Maintains a centralized registry (backed by local SQLite, PostgreSQL, or cloud storage) that stores feature definitions, data sources, and metadata as versioned objects. Features are defined as Python classes (FeatureView, StreamFeatureView) with declarative schemas, transformations, and freshness requirements. The registry enables discovery via CLI and SDK, tracks feature lineage, and ensures consistency across training and serving by providing a single source of truth for feature semantics.

Accepts real-time feature updates via HTTP/gRPC push API that writes directly to online stores without requiring batch materialization. Supports both individual feature updates and batch pushes, with configurable schemas and validation. Uses StreamFeatureView definitions to declare streaming features and integrates with Kafka, Kinesis, or custom event sources via connector patterns.

Supports on-demand feature computation via SQL transformations (for data warehouse-native features) and Python transformations (for custom logic). Transformations are defined declaratively in FeatureView definitions and executed at training time (for offline features) or materialization time (for online features). Uses a transformation engine that compiles Python code to SQL when possible (for Spark/BigQuery) or executes Python UDFs for complex logic.

Abstracts offline data sources (Parquet files, data warehouses, data lakes) behind a unified OfflineStore interface that handles schema inference, query compilation, and result retrieval. Supports BigQuery, Snowflake, Spark, DuckDB, PostgreSQL, and Parquet-based stores, allowing teams to switch backends without changing feature definitions. Uses a DataSource abstraction to declare where features are stored and automatically generates appropriate SQL queries for each backend.

Abstracts online feature storage (Redis, DynamoDB, PostgreSQL, SQLite, Cassandra) behind a unified OnlineStore interface that handles schema mapping, serialization, and low-latency lookups. Supports both key-value stores (Redis, DynamoDB) and relational stores (PostgreSQL, SQLite) with automatic schema creation and index management. Uses a consistent key format across stores to enable switching backends without data migration.

Manages Feast configuration via feature_store.yaml files that declare offline stores, online stores, registries, and compute engines. Supports environment-specific overrides (dev, staging, prod) and integrates with Python SDK to load configuration at runtime. Uses a RepoConfig abstraction that validates configuration and initializes store connections, enabling teams to manage infrastructure as code.
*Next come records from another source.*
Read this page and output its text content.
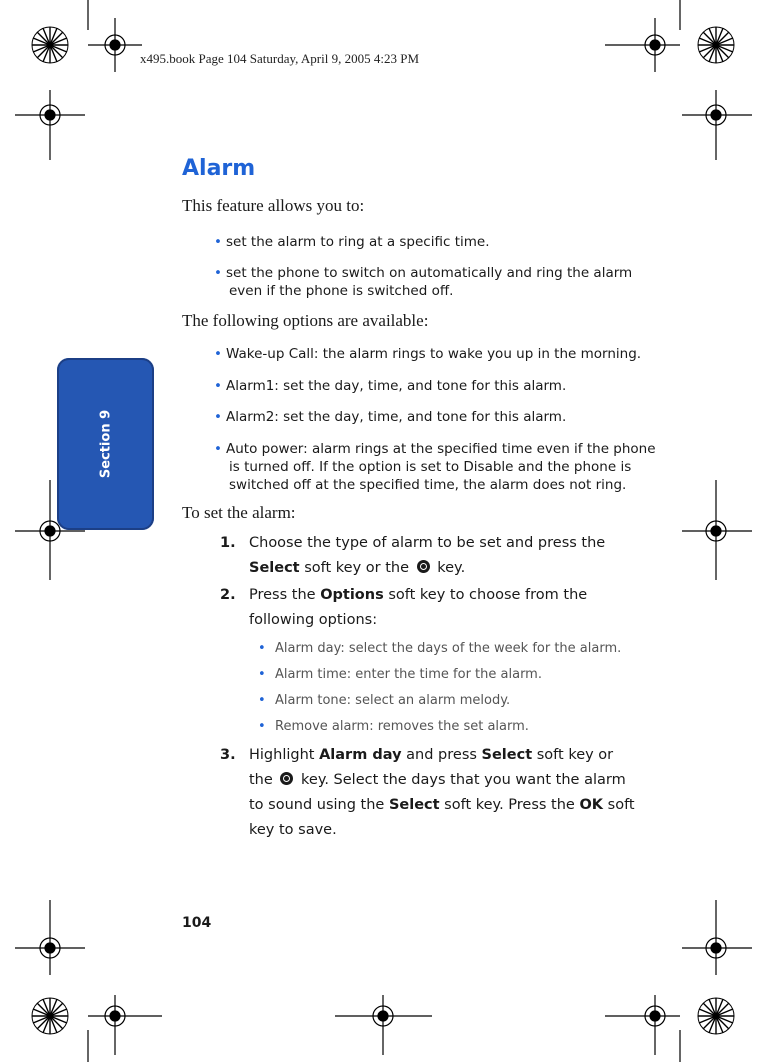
x495.book Page 104 Saturday, April 9, 2005 4:23 PM
Section 9
Alarm

This feature allows you to:

• set the alarm to ring at a specific time.

• set the phone to switch on automatically and ring the alarm even if the phone is switched off.

The following options are available:

• Wake-up Call: the alarm rings to wake you up in the morning.

• Alarm1: set the day, time, and tone for this alarm.

• Alarm2: set the day, time, and tone for this alarm.

• Auto power: alarm rings at the specified time even if the phone is turned off. If the option is set to Disable and the phone is switched off at the specified time, the alarm does not ring.

To set the alarm:

1. Choose the type of alarm to be set and press the Select soft key or the  key.
2. Press the Options soft key to choose from the following options:
• Alarm day: select the days of the week for the alarm.
• Alarm time: enter the time for the alarm.
• Alarm tone: select an alarm melody.
• Remove alarm: removes the set alarm.
3. Highlight Alarm day and press Select soft key or the  key. Select the days that you want the alarm to sound using the Select soft key. Press the OK soft key to save.
104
Provides command-line interface for common Feast operations: applying feature definitions to registry, materializing features, retrieving training data, and managing online stores. Commands are implemented as Python functions that interact with FeatureStore and Provider abstractions, enabling both interactive development and scripted automation. Supports YAML-based feature definitions and integrates with Python SDK for programmatic access.